Special interest spending fueled by pro-Democratic unions continues to flow largely unchecked in New Jersey, according to a new analysis that shows the top 25 “pressure” groups spent more than $74 million last year trying to influence elections and policy.
The analysis released Wednesday morning by the Election Law Enforcement Commission highlights the shift away from traditional spending in New Jersey to the more loosely regulated world of campaign finance that allows public contractors to skirt the state’s pay-to-play laws.
Moreover, the finance watchdog’s findings draw attention to the consistent lack of action by lawmakers to strengthen transparency in lobbying and elections despite repeated efforts by the commission to do so.
With more than 628,000 members, New Jersey has one of the highest concentrations of union membership in the country. And Democrats, who have controlled the Legislature since 2001 and now lead the executive branch under Gov. Phil Murphy, received $15.8 million from union-led political action committees, or PACs, last year, according to the commission.
That made up a bulk of the $20.3 million Democrats received from PACs, according to the commission. By contrast, the commission said Republicans received $1.2 million last year from union-led PACs.
Phil Murphy, shown casting his ballot on Election Day along with his son, Sam, promised during his campaign that he would work to legalize marijuana in the state. (Photo: Bob Karp/@photopup)
Labor unions have traditionally used PACs as their main source of political spending, and they are subject to spending caps and quarterly disclosure reports.
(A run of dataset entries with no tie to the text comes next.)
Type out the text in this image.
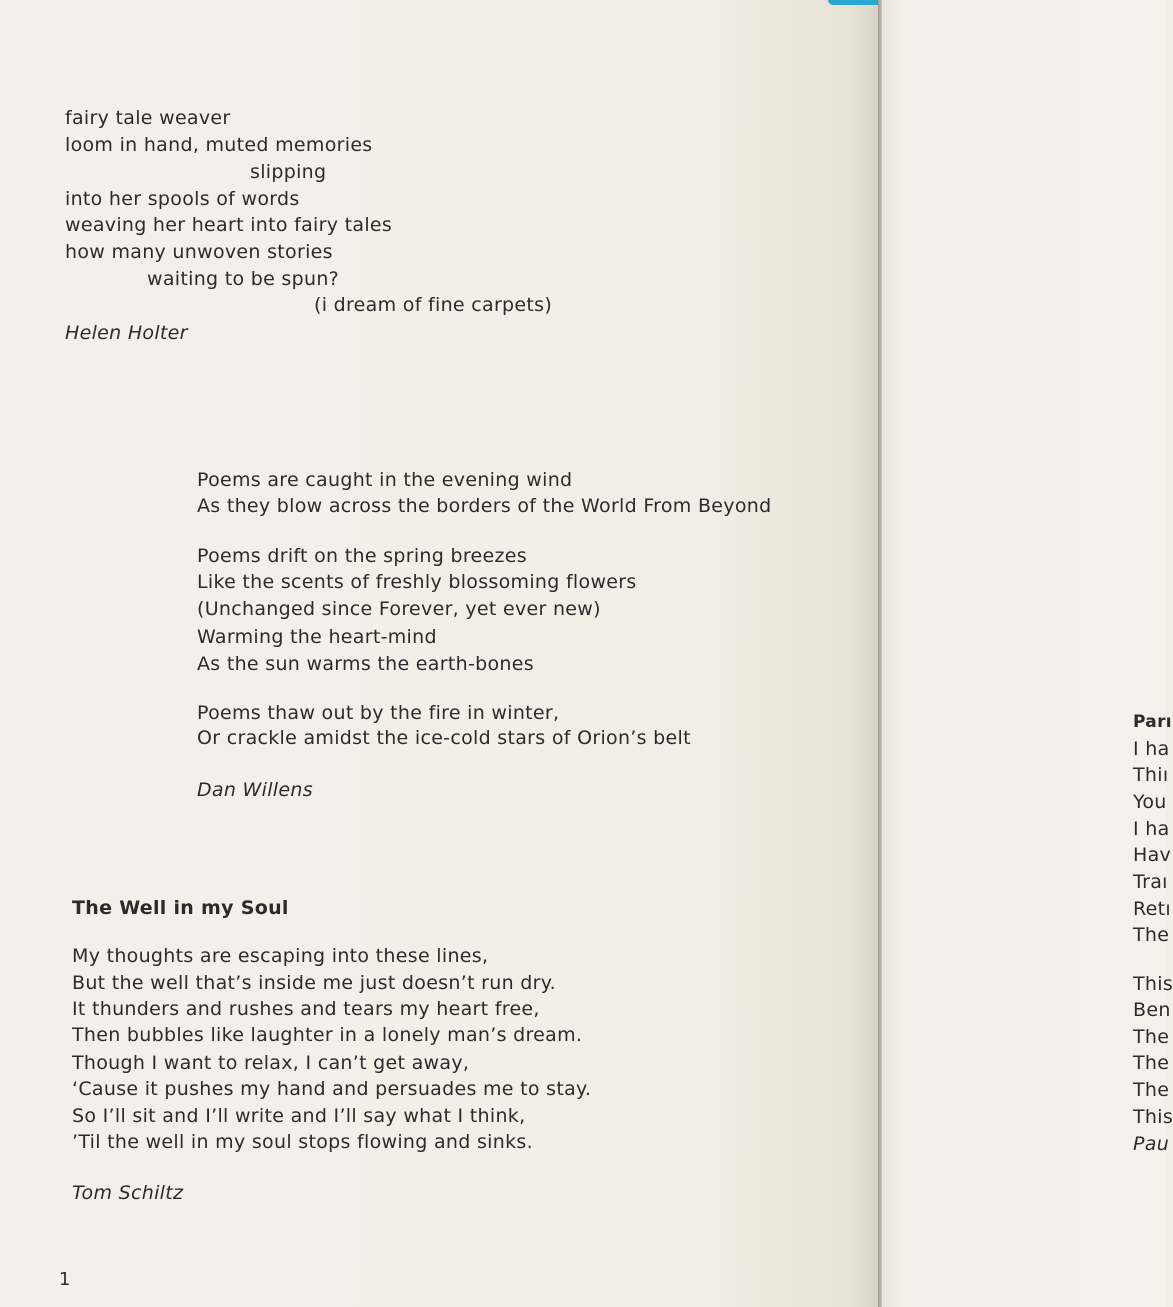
fairy tale weaver
loom in hand, muted memories
slipping
into her spools of words
weaving her heart into fairy tales
how many unwoven stories
waiting to be spun?
(i dream of fine carpets)
Helen Holter
Poems are caught in the evening wind
As they blow across the borders of the World From Beyond
Poems drift on the spring breezes
Like the scents of freshly blossoming flowers
(Unchanged since Forever, yet ever new)
Warming the heart-mind
As the sun warms the earth-bones
Poems thaw out by the fire in winter,
Or crackle amidst the ice-cold stars of Orion’s belt
Dan Willens
The Well in my Soul
My thoughts are escaping into these lines,
But the well that’s inside me just doesn’t run dry.
It thunders and rushes and tears my heart free,
Then bubbles like laughter in a lonely man’s dream.
Though I want to relax, I can’t get away,
‘Cause it pushes my hand and persuades me to stay.
So I’ll sit and I’ll write and I’ll say what I think,
’Til the well in my soul stops flowing and sinks.
Tom Schiltz
1
Parı
I ha
Thiı
You
I ha
Hav
Traı
Retı
The
This
Ben
The
The
The
This
Pau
But special interest spending through virtually unregulated independent groups has become the “preferred weapon” of seeking influence, said Jeff Brindle, executive director of the commission. The $41.4 million in independent spending by the top 25 special interest groups last year well exceeded the $28.9 million spent by PACs on state and local elections, according to the commission.
The $74 million in total special interest spending last year — combining election contributions, lobbying and independent spending — was 34 percent more than the $55 million spent in the previous gubernatorial and legislative election in 2013, according to the analysis.
“This is more reason why the Legislature needs to enact ELEC-recommended legislation that would require independent groups to fully disclose their campaign finances while also seeking to strengthen political parties and greatly simplify pay-to-play rules,” Brindle said in a statement. “Pay-to-play reform would sharply reduce the amount public contractors could give to PACs.”
The leading special interest last year, as it was in 2013, was the New Jersey Education Association. It serves as an example of the shift in spending methods over the past decade.
The association, which is the state’s largest teacher’s union, contributed $8.5 million through independent spending last year compared to $951,000 in political contributions and $512,000 in lobbying, according to the analysis.
The next three top special interest groups — which are tied to Murphy and Senate President Stephen Sweeney — spent about $20 million through independent spending and none on candidate contributions or lobbying, according to the analysis.
Those groups — General Majority PAC, New Jerseyans for a Better Tommorrow and the Committee to Build the Economy — are known as 527 political committees, which are tax-exempt and can accept unlimited amounts of money. Although they are not required by state law to disclose donors, those three groups have.